Philip Lutzenkirchen

The Lutzie 43 Foundation, founded in 2014 in memory of late Auburn tight end Phillip Lutzenkirchen, unveiled its new safe driving initiative in Atlanta this week. 

The initiative, named 43 Key Seconds, aims to create the first nationally-recognized symbol for distracted and impaired driving prevention. The initiative also includes a 43 Key Seconds key, meant to be a physical reminder for drivers to complete the safe driving checklist: clear head, clear hands, clear eyes and clicked seatbelt. 

Lutzenkirchen died as a passenger in a single-vehicle accident in 2014. Not wearing his seatbelt, he was ejected from the vehicle. 

"My son’s death could have been avoided had the driver and passengers, including Philip, made smarter decisions behind the wheel and in the car" stated Mike Lutzenkirchen, Philip’s father. "I truly believe that if my son had been wearing a seatbelt, he would be here with us today. I have made it my life’s goal to honor Philip’s legacy through this foundation and through the 43 Key Seconds initiative."

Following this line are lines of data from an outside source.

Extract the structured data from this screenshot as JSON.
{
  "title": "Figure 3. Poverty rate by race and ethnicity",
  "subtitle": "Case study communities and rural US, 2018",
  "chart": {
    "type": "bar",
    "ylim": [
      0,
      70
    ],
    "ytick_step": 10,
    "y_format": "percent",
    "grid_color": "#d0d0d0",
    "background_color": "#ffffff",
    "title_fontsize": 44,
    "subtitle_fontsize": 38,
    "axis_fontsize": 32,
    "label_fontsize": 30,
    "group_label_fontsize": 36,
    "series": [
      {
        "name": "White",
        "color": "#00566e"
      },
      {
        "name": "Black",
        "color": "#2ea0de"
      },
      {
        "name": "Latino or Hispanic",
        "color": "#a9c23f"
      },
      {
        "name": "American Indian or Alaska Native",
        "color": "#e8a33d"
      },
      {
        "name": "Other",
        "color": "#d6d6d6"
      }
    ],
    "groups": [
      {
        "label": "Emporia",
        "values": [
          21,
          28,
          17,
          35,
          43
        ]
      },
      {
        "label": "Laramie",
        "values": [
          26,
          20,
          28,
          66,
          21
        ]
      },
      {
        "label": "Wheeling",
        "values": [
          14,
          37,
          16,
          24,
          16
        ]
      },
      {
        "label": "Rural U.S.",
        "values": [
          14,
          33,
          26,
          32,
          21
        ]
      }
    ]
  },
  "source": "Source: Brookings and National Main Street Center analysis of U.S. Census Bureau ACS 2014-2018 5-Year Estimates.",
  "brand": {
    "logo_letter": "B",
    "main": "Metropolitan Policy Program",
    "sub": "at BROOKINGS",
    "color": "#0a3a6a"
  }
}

The initiative got a boost this week when the Arthur M. Blank Family Foundation awarded the Lutzie 43 Foundation a $239,000 grant. 

"On behalf of the Arthur M. Blank Family Foundation, we are thrilled to award the Lutzie 43 Foundation a grant to support their incredible vision and mission to impact young drivers and create positive ambassadors for safe driving," said Angie Blank. "As someone passionate about promoting safe driving, I find it alarming that the number one cause of death in teens is a preventable occurrence. I am confident that Philip’s story will inspire change in this area and fully believe his story will lead others to think twice before making poor decisions on the road. I am honored to have a hand in the 43 Key Seconds initiative and look forward to seeing the positive changes it produces on the roads."

The launch of the 43 Key Seconds initiative coincides with National Teen Driver Safety Week, which was designated as the third week in October by Congress in 2007. Distracted driving is the number one cause of death in teens ages 16-19, and nine people in the U.S. are killed each day as a result of crashes involving a distracted driver, according to the Department of Motor Vehicles.